Die 50 Meter langen U-Bahn-Züge - zwei kurzgekuppelte, durchgängig begehbare U-Bahn-Wagen - sind für den Nahverkehr der Stadt Frankfurt eine Premiere: Die Fahrgäste profitieren gegenüber dem bekannten, 25 Meter langen U5-25 von sechs zusätzlichen Sitzplätzen und insbesondere von mehr Transparenz und sozialer Kontrolle.

Dies gilt vor allem abends, wenn auf den meisten U-Bahn-Linien nur noch Zwei-Wagen-Züge im Einsatz sind: Denn neben Sprechanlagen und Videoüberwachung wird auch die durchgängige Begehbarkeit das subjektive Sicherheitsgefühl erhöhen. Für die VGF bedeutet der 50 Meter lange U5-50 die Einsparung von zwei Fahrerkabinen und damit die Vermeidung zusätzlicher Kosten für die technischen Ausrüstungen.

Die VGF hat mit dem kurzgekuppelten U5-50 eine Idee verwirklicht, die traffiQ in die Diskussion gebracht hatte, um trotz der heute notwendigen großzügigen Sondernutzungsflächen (für Rollstuhlfahrer und Kinderwagen) noch möglichst viele Sitzplätze bieten zu können. Deren Geschäftsführer Hans-Jörg von Berlepsch verlieh am Freitag seiner Freude über die reibungslose Zusammenarbeit Ausdruck: „Mit diesem U-Bahn-Fahrzeug geht Frankfurt einen neuen Weg - er ist wirtschaftlich günstig und bringt den Fahrgästen Vorteile."

traffiQ ist in die Beschaffung neuer Fahrzeuge für den städtischen Nahverkehr eingebunden, da sie Beförderungskapazitäten und Anforderungen aus Fahrgastsicht definiert. Grundlage sind dabei auch die Wünsche des Frankfurter Fahrgastbeirats, der schon intensiv in die Entwicklung des U5-Solowagen eingebunden war. Zu den besonderen Anliegen des Fahrgastbeirats gehören neben der kontrastreichen Farbgebung für Sehbehinderte vor allem auch die großzügigen Sondernutzungsflächen, die Platz für Rollstuhlfahrer, Kinderwagen und Fahrräder bieten.

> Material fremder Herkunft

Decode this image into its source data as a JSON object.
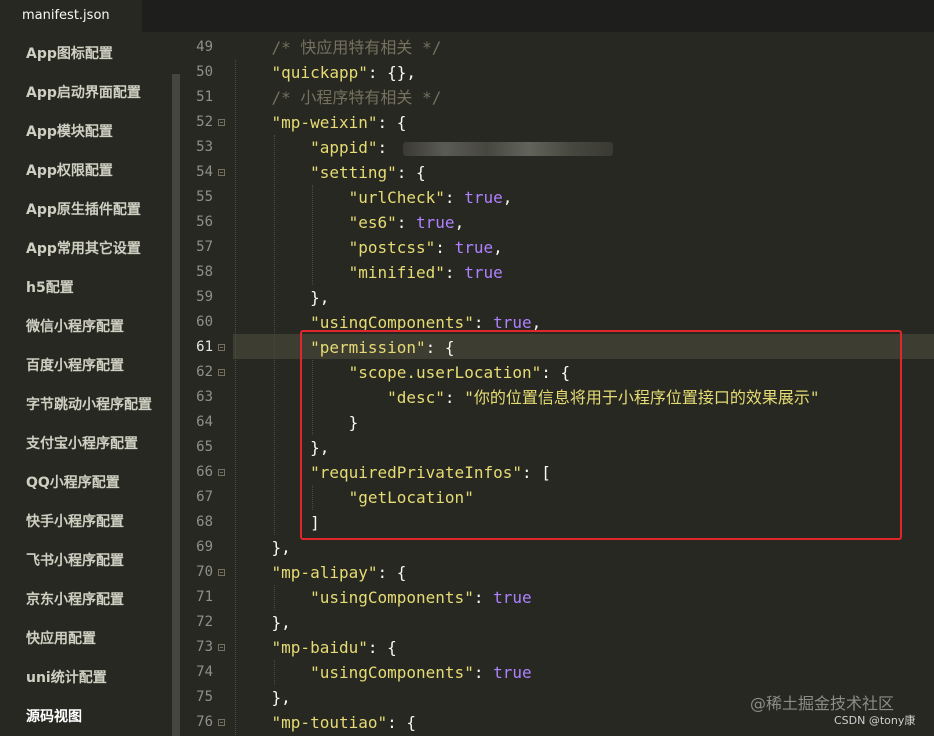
{
  "tab": {
    "title": "manifest.json"
  },
  "sidebar": {
    "items": [
      "App图标配置",
      "App启动界面配置",
      "App模块配置",
      "App权限配置",
      "App原生插件配置",
      "App常用其它设置",
      "h5配置",
      "微信小程序配置",
      "百度小程序配置",
      "字节跳动小程序配置",
      "支付宝小程序配置",
      "QQ小程序配置",
      "快手小程序配置",
      "飞书小程序配置",
      "京东小程序配置",
      "快应用配置",
      "uni统计配置",
      "源码视图"
    ],
    "active_index": 17
  },
  "editor": {
    "current_line": "61",
    "lines": [
      {
        "n": "49",
        "fold": false,
        "t": [
          [
            "i",
            "    "
          ],
          [
            "c",
            "/* 快应用特有相关 */"
          ]
        ]
      },
      {
        "n": "50",
        "fold": false,
        "t": [
          [
            "i",
            "    "
          ],
          [
            "s",
            "\"quickapp\""
          ],
          [
            "p",
            ": {},"
          ]
        ]
      },
      {
        "n": "51",
        "fold": false,
        "t": [
          [
            "i",
            "    "
          ],
          [
            "c",
            "/* 小程序特有相关 */"
          ]
        ]
      },
      {
        "n": "52",
        "fold": true,
        "t": [
          [
            "i",
            "    "
          ],
          [
            "s",
            "\"mp-weixin\""
          ],
          [
            "p",
            ": {"
          ]
        ]
      },
      {
        "n": "53",
        "fold": false,
        "t": [
          [
            "i",
            "        "
          ],
          [
            "s",
            "\"appid\""
          ],
          [
            "p",
            ":"
          ]
        ]
      },
      {
        "n": "54",
        "fold": true,
        "t": [
          [
            "i",
            "        "
          ],
          [
            "s",
            "\"setting\""
          ],
          [
            "p",
            ": {"
          ]
        ]
      },
      {
        "n": "55",
        "fold": false,
        "t": [
          [
            "i",
            "            "
          ],
          [
            "s",
            "\"urlCheck\""
          ],
          [
            "p",
            ": "
          ],
          [
            "k",
            "true"
          ],
          [
            "p",
            ","
          ]
        ]
      },
      {
        "n": "56",
        "fold": false,
        "t": [
          [
            "i",
            "            "
          ],
          [
            "s",
            "\"es6\""
          ],
          [
            "p",
            ": "
          ],
          [
            "k",
            "true"
          ],
          [
            "p",
            ","
          ]
        ]
      },
      {
        "n": "57",
        "fold": false,
        "t": [
          [
            "i",
            "            "
          ],
          [
            "s",
            "\"postcss\""
          ],
          [
            "p",
            ": "
          ],
          [
            "k",
            "true"
          ],
          [
            "p",
            ","
          ]
        ]
      },
      {
        "n": "58",
        "fold": false,
        "t": [
          [
            "i",
            "            "
          ],
          [
            "s",
            "\"minified\""
          ],
          [
            "p",
            ": "
          ],
          [
            "k",
            "true"
          ]
        ]
      },
      {
        "n": "59",
        "fold": false,
        "t": [
          [
            "i",
            "        "
          ],
          [
            "p",
            "},"
          ]
        ]
      },
      {
        "n": "60",
        "fold": false,
        "t": [
          [
            "i",
            "        "
          ],
          [
            "s",
            "\"usingComponents\""
          ],
          [
            "p",
            ": "
          ],
          [
            "k",
            "true"
          ],
          [
            "p",
            ","
          ]
        ]
      },
      {
        "n": "61",
        "fold": true,
        "t": [
          [
            "i",
            "        "
          ],
          [
            "s",
            "\"permission\""
          ],
          [
            "p",
            ": {"
          ]
        ]
      },
      {
        "n": "62",
        "fold": true,
        "t": [
          [
            "i",
            "            "
          ],
          [
            "s",
            "\"scope.userLocation\""
          ],
          [
            "p",
            ": {"
          ]
        ]
      },
      {
        "n": "63",
        "fold": false,
        "t": [
          [
            "i",
            "                "
          ],
          [
            "s",
            "\"desc\""
          ],
          [
            "p",
            ": "
          ],
          [
            "s",
            "\"你的位置信息将用于小程序位置接口的效果展示\""
          ]
        ]
      },
      {
        "n": "64",
        "fold": false,
        "t": [
          [
            "i",
            "            "
          ],
          [
            "p",
            "}"
          ]
        ]
      },
      {
        "n": "65",
        "fold": false,
        "t": [
          [
            "i",
            "        "
          ],
          [
            "p",
            "},"
          ]
        ]
      },
      {
        "n": "66",
        "fold": true,
        "t": [
          [
            "i",
            "        "
          ],
          [
            "s",
            "\"requiredPrivateInfos\""
          ],
          [
            "p",
            ": ["
          ]
        ]
      },
      {
        "n": "67",
        "fold": false,
        "t": [
          [
            "i",
            "            "
          ],
          [
            "s",
            "\"getLocation\""
          ]
        ]
      },
      {
        "n": "68",
        "fold": false,
        "t": [
          [
            "i",
            "        "
          ],
          [
            "p",
            "]"
          ]
        ]
      },
      {
        "n": "69",
        "fold": false,
        "t": [
          [
            "i",
            "    "
          ],
          [
            "p",
            "},"
          ]
        ]
      },
      {
        "n": "70",
        "fold": true,
        "t": [
          [
            "i",
            "    "
          ],
          [
            "s",
            "\"mp-alipay\""
          ],
          [
            "p",
            ": {"
          ]
        ]
      },
      {
        "n": "71",
        "fold": false,
        "t": [
          [
            "i",
            "        "
          ],
          [
            "s",
            "\"usingComponents\""
          ],
          [
            "p",
            ": "
          ],
          [
            "k",
            "true"
          ]
        ]
      },
      {
        "n": "72",
        "fold": false,
        "t": [
          [
            "i",
            "    "
          ],
          [
            "p",
            "},"
          ]
        ]
      },
      {
        "n": "73",
        "fold": true,
        "t": [
          [
            "i",
            "    "
          ],
          [
            "s",
            "\"mp-baidu\""
          ],
          [
            "p",
            ": {"
          ]
        ]
      },
      {
        "n": "74",
        "fold": false,
        "t": [
          [
            "i",
            "        "
          ],
          [
            "s",
            "\"usingComponents\""
          ],
          [
            "p",
            ": "
          ],
          [
            "k",
            "true"
          ]
        ]
      },
      {
        "n": "75",
        "fold": false,
        "t": [
          [
            "i",
            "    "
          ],
          [
            "p",
            "},"
          ]
        ]
      },
      {
        "n": "76",
        "fold": true,
        "t": [
          [
            "i",
            "    "
          ],
          [
            "s",
            "\"mp-toutiao\""
          ],
          [
            "p",
            ": {"
          ]
        ]
      }
    ]
  },
  "watermark": {
    "main": "@稀土掘金技术社区",
    "sub": "CSDN @tony康"
  },
  "colors": {
    "background": "#272822",
    "string": "#e6db74",
    "keyword": "#ae81ff",
    "comment": "#75715e",
    "highlight_box": "#e3262c"
  }
}
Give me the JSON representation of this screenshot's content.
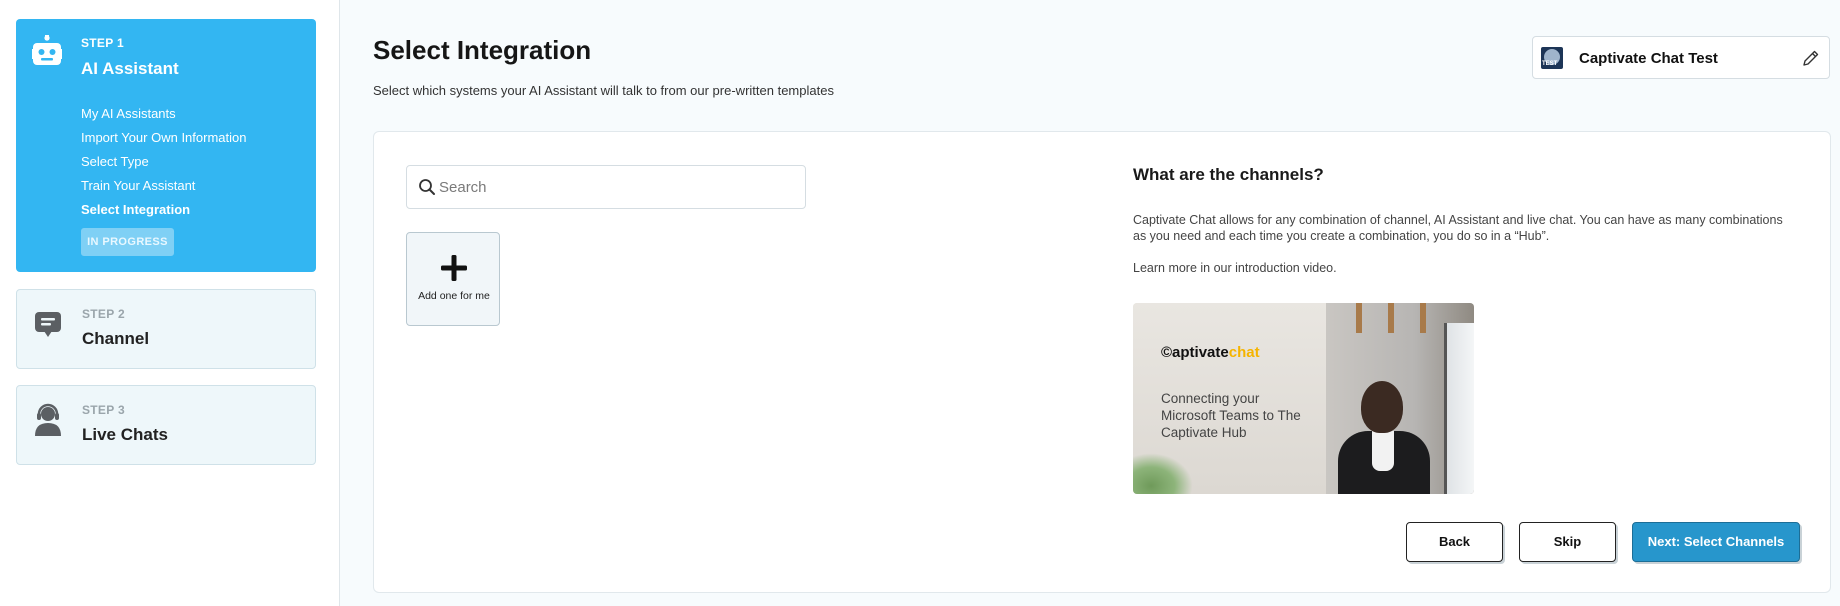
{
  "sidebar": {
    "steps": [
      {
        "number": "STEP 1",
        "title": "AI Assistant",
        "icon": "robot-icon",
        "substeps": [
          "My AI Assistants",
          "Import Your Own Information",
          "Select Type",
          "Train Your Assistant",
          "Select Integration"
        ],
        "current_substep": "Select Integration",
        "badge": "IN PROGRESS"
      },
      {
        "number": "STEP 2",
        "title": "Channel",
        "icon": "chat-bubble-icon"
      },
      {
        "number": "STEP 3",
        "title": "Live Chats",
        "icon": "support-agent-icon"
      }
    ]
  },
  "header": {
    "title": "Select Integration",
    "subtitle": "Select which systems your AI Assistant will talk to from our pre-written templates",
    "hub": {
      "logo_text": "TEST",
      "name": "Captivate Chat Test"
    }
  },
  "main": {
    "search": {
      "placeholder": "Search",
      "value": ""
    },
    "add_tile": {
      "label": "Add one for me"
    },
    "info": {
      "title": "What are the channels?",
      "body": "Captivate Chat allows for any combination of channel, AI Assistant and live chat. You can have as many combinations as you need and each time you create a combination, you do so in a “Hub”.",
      "learn_more": "Learn more in our introduction video."
    },
    "video": {
      "logo_prefix": "©aptivate",
      "logo_accent": "chat",
      "caption": "Connecting your Microsoft Teams to The Captivate Hub"
    },
    "buttons": {
      "back": "Back",
      "skip": "Skip",
      "next": "Next: Select Channels"
    }
  },
  "colors": {
    "active_step_bg": "#33b6f2",
    "inactive_step_bg": "#eef7fa",
    "primary_button": "#2796cc",
    "logo_accent": "#f5b400"
  }
}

„Der ungehinderte Durchgang durch den gesamten Zug ist für die Fahrgäste ein weiterer, klarer Pluspunkt", erklärt Michael Schmidt, Sprecher des Fahrgastbeirats. „Seit der Auslieferung des neuen Straßenbahnwagens vom Typ ‚S' erfüllen die Frankfurter Schienenfahrzeuge nahezu alle unserer Wünsche.